What these fashion sources particularly help with is suggesting how pieces from our closets can be worn to be made to look current.

Unlike young shoppers, and those in the prime of their careers, many of us past those stages buy less for our closets now. 

Our closets are established through generally careful purchases and many years of making advantageous buys. 

We’ve weeded and refined our closets, adding to them as some piece, with its perfect color or functional value, is put on the hanger next to the rest.

A closet is ongoing maintenance. Without effective management, however, it can take on a life of its own. 

As with anything it can grow out of bounds (think weedy garden). A neglected closet is robbed of its true worth, furthermore robbing you.

One way to maximize your closet is to utilize each piece for all its worth. In other words, wear what you have and make it work even better for you.

To do this you pull together what you already have. You clinch a look with an accessory like a scarf or an interesting brooch, as a friend does with panache, making brooches her signature look.

You let the way you dress, or a dominant color you wear, be your style. This is, I think, what classic dressing means.

Half your life you don’t want to be considered a classic dresser. At least that’s how it was for me. 

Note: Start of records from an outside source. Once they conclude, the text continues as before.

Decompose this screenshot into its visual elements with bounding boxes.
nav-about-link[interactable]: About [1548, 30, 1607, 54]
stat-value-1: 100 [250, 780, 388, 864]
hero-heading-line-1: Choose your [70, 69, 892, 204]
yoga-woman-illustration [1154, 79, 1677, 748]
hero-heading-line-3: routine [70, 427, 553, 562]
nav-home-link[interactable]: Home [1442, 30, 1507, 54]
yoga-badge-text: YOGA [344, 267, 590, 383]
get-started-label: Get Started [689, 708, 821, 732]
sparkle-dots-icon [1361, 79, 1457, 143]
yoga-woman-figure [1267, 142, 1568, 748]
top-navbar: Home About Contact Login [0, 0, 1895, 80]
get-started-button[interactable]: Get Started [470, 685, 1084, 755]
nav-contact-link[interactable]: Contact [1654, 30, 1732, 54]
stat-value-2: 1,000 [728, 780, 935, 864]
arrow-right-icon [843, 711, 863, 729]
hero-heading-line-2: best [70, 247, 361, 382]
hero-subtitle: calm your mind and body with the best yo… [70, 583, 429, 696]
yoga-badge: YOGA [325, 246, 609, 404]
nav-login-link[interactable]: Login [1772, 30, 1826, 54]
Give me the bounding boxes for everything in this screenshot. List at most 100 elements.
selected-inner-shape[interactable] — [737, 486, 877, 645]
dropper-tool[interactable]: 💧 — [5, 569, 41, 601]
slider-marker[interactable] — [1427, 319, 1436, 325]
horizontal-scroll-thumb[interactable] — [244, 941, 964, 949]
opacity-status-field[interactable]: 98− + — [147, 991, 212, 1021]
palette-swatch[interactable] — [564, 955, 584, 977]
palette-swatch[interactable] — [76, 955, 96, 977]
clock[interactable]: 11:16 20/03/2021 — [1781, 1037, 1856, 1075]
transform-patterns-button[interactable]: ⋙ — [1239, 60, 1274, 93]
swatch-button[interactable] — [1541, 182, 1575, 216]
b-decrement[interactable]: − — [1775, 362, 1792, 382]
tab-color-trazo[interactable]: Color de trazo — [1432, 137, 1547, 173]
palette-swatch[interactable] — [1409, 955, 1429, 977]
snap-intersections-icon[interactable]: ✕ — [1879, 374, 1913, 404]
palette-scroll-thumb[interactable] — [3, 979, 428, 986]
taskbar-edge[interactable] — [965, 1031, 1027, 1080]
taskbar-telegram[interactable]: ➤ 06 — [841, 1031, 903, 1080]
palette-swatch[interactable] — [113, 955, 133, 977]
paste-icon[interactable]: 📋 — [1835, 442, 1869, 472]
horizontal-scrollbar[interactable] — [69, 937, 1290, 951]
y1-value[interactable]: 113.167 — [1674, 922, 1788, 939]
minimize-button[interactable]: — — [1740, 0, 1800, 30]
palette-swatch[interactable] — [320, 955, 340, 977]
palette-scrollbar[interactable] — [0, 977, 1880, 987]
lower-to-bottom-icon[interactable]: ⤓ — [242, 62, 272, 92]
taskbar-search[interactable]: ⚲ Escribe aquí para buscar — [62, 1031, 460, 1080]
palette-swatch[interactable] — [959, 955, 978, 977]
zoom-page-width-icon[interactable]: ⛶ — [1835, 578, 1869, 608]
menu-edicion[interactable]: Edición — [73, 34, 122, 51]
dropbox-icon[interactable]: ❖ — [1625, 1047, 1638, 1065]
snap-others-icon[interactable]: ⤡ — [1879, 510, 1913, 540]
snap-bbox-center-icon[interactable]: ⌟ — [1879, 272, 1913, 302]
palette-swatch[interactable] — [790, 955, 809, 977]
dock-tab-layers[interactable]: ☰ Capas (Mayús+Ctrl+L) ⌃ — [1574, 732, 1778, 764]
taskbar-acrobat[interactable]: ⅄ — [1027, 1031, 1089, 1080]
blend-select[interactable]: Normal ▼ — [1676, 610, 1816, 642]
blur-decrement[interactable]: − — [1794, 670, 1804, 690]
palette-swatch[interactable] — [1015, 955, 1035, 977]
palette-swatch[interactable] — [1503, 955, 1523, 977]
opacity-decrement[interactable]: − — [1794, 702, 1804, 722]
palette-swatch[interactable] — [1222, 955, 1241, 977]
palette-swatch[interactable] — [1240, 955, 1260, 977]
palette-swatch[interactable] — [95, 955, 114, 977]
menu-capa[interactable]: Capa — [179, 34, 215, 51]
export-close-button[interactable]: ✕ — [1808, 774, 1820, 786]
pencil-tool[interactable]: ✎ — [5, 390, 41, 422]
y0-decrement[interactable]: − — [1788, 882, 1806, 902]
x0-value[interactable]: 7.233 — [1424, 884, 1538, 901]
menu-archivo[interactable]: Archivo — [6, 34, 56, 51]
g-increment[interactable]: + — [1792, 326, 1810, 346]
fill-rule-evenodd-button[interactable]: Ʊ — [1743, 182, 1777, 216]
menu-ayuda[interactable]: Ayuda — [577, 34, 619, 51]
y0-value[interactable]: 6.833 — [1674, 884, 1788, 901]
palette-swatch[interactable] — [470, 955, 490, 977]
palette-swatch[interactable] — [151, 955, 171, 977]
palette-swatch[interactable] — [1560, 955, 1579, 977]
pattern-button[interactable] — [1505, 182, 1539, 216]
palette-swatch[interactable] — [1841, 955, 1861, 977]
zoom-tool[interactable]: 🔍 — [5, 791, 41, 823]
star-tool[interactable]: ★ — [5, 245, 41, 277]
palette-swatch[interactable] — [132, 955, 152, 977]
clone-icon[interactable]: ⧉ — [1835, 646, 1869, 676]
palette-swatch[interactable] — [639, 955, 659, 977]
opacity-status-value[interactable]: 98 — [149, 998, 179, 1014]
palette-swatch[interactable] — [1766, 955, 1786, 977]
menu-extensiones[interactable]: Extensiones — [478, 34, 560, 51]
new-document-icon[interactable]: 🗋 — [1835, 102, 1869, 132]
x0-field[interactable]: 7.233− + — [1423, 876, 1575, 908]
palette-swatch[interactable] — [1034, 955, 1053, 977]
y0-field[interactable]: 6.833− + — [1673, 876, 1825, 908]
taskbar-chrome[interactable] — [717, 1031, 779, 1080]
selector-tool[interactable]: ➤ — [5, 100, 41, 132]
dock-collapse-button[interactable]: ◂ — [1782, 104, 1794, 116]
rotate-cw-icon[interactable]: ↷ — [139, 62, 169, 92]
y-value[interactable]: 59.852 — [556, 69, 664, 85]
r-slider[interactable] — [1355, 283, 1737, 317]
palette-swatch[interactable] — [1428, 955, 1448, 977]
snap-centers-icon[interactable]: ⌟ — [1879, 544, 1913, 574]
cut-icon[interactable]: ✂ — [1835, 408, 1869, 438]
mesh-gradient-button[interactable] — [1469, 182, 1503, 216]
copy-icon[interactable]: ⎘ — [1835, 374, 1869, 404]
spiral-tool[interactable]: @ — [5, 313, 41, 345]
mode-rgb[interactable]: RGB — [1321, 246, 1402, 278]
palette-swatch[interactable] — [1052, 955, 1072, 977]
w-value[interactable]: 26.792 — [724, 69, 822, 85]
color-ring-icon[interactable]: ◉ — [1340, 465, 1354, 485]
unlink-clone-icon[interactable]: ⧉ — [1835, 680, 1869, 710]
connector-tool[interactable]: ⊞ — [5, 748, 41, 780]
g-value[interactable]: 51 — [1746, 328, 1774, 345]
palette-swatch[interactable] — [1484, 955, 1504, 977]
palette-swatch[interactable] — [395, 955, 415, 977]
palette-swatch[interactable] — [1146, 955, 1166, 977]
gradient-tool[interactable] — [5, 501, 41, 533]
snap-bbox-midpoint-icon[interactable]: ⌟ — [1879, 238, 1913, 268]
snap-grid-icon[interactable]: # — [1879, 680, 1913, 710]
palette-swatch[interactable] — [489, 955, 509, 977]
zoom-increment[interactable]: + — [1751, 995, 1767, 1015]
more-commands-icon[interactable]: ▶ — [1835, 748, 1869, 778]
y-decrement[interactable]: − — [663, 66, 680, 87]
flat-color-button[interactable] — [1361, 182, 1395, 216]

Classic sounded boring. I took it to mean Chanel, conservative hemlines and discreet hound's tooth checks. Nothing was farther from me than that.

Classic dressing suits me now and I like it. It’s just how you interpret what classic is. 

Classic for me is casual and I’m fine with that. When you ace what you wear it’s because it fits who you are. That’s classic defined in the real.

When my sister and I are together next there’s a Pottery Barn catalog for her. She’ll enjoy it. 

Neither of us can totally change out our homes or our closets. (Nor would we want to.) But a fresh look can greatly revive us. It can be done quite easily and without great expenditure of time or money. 

It takes something as simple as one item introduced, or switching an item around. It's a genius system if you think about it. And your home and closet will thank you.